Но Сартак, задержав его, спокойно продолжал:
-  Живи гордо. Я подтверждаю, что брат ты достойный, я от тебя вовек не отступлюсь.

Александр пожал руку Сартаку. Сначала ему было не по себе, но потом, по некоторой твёрдости движений Бату он почувствовал, что отец принял решение.

Все, о чем Бату намеревался рассказать, а возможно, и умолчать, решало его судьбу. И когда он обратился к Александру, от его недовольного грозного вида, столь пугающего его прежде, не осталось и следа. Хмурый взгляд сразу стал сосредоточенным, он спросил, не убирая ладони с рукояти сабли:
- Желаешь сыном моим быть? Пошлю с русичами рубиться к рубежам моим! Выполнишь долг сыновий – отца приказы исполнять?

Он произнес это безучастно, а затем оглядел свое войско, будто показывая мощь и непобедимость его. «Я здесь всем владею», - невольно вспомнилось Александру, и вдруг — он сам не мог объяснить, как это получилось, — он твердо произнес:
- Нет, отец! Теперь не отрекусь я от тебя, но и от слов своих не отрекусь. Моя это Родина, и ей я предан. Любовью предан беззаветной. Против братьев и против народа своего даже за все блага твои, сокровища великие и благословение твое - не пойду. И с тобой в кровь биться за Русь свою буду. Долг мой - служить Земле своей, той, что меня взрастила и выкормила, и другого долга у меня не будет вовек.

Александр с тяжелым вздохом посмотрел на Сартака и поднял меч, но Сартак смело взглянул на него и сам оборонительно замер.

Медленно вытащил из ножен саблю Бату, иксообразно перед собой ею провернул.
 
- Нет у отца достойней сына, чем сын -  защитник верный чести своей! – произнес он и плашмя саблю на землю отбросил.

Это был воистину его сын. В отличие от Алены любовь он выбрал, а не благословение; за честь посчитал сказать ему правду, чем солгать.

 С коня соскочил Бату поспешно, распахнул навстречу сыну свои могучие объятия, и бросился к нему Александр в слезах и рыданиях, и обнял крепко властный правитель нового сына своего. Обрел богатыря своего долгожданного, о котором всю жизнь грезил. Стиснул его в своих руках, да и сам разрыдался.

 И тут же поклялся сыну вовек не ходить на Русь, не искать себе славы кровью русской. Вмиг собрал нойонов своих и беев и объявил грозно, что надлежит послать гонцов во все концы царства его с требованием отступать войскам с земель русских.
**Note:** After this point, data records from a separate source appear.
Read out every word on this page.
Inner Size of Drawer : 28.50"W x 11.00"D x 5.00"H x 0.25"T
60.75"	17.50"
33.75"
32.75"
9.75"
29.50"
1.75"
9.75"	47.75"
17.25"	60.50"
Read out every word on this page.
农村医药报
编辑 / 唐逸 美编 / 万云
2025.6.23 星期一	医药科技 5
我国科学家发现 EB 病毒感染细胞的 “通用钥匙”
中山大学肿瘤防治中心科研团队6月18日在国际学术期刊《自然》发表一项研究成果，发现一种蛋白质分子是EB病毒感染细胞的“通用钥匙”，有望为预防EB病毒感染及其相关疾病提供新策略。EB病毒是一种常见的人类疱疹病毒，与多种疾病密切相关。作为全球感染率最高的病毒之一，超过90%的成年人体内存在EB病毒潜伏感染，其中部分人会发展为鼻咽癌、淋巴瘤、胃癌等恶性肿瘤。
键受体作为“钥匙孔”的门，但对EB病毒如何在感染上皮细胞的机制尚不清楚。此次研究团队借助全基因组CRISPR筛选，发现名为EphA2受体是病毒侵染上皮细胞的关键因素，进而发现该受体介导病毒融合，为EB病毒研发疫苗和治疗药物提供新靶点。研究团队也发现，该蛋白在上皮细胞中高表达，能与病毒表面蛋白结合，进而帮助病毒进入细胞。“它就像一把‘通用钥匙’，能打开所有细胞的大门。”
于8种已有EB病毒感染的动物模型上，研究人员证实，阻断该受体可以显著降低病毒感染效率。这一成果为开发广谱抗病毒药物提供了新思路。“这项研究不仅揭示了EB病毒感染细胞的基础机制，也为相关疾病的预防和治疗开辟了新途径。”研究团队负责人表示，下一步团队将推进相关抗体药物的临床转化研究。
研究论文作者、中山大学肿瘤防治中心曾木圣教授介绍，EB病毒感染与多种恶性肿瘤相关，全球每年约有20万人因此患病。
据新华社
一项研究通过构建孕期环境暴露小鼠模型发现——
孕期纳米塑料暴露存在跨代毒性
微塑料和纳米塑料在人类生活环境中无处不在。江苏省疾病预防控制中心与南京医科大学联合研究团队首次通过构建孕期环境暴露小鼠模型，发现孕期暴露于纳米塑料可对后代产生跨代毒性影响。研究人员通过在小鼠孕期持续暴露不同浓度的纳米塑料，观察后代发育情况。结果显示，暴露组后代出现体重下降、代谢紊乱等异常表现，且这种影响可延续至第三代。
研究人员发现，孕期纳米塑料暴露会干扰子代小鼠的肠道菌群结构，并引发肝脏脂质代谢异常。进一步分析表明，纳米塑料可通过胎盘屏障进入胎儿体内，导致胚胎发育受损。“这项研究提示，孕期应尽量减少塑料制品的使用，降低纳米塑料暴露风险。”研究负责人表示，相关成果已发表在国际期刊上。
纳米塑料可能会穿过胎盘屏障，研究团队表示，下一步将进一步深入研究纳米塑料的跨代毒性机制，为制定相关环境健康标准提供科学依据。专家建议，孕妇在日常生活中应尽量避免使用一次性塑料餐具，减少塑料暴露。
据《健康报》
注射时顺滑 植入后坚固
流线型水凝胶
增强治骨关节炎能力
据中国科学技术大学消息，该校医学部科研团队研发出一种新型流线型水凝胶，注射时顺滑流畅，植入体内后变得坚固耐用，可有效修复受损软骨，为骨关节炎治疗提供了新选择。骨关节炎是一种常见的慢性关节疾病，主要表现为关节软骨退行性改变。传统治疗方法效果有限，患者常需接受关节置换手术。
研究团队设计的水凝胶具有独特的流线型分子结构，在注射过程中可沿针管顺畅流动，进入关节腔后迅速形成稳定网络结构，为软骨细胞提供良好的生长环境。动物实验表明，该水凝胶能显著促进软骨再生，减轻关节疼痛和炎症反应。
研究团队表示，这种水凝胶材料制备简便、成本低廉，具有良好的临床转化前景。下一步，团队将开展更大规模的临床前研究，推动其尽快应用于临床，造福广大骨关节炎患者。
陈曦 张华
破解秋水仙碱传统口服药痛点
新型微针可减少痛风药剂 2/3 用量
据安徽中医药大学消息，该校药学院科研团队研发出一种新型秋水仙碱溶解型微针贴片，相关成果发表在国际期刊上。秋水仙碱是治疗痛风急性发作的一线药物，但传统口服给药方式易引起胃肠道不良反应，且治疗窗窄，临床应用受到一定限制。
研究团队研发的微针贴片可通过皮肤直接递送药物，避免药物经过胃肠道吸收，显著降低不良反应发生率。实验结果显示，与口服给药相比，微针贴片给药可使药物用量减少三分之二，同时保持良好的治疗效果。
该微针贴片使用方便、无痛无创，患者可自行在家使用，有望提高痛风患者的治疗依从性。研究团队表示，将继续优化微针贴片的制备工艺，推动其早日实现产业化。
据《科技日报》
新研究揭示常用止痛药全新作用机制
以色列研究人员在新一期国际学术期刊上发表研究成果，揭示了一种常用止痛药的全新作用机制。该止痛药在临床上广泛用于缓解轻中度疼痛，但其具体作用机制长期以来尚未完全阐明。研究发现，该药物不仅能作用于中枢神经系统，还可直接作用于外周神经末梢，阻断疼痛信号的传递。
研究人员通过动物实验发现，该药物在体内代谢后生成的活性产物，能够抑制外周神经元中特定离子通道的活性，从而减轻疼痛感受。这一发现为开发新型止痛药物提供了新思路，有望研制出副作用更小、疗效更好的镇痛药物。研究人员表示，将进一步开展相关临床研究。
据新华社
 И никто не мог противиться воли его, не роптал никто, не возражал, только Субедэй, прискакав из дозора и услышав это известие, почувствовал себя плохо. Отошел в сторону, там присел, привалившись спиной к березке белой. Перед ним тут же расстелил Бату на земле толстый войлок, заботливо укрыл наставнителя своего попоной конской.

- Ага, что с тобой?

- Что ты замыслил Бату? Чем руководишься? – немыслимое по масштабам отступление Субедэй воспринял, как личную промашку и вину, и надеялся, что Бату облегчит ему совесть, если ему удастся назвать хоть какую-нибудь серьезную причину. Но причина была весомая и по смыслу, и по значению.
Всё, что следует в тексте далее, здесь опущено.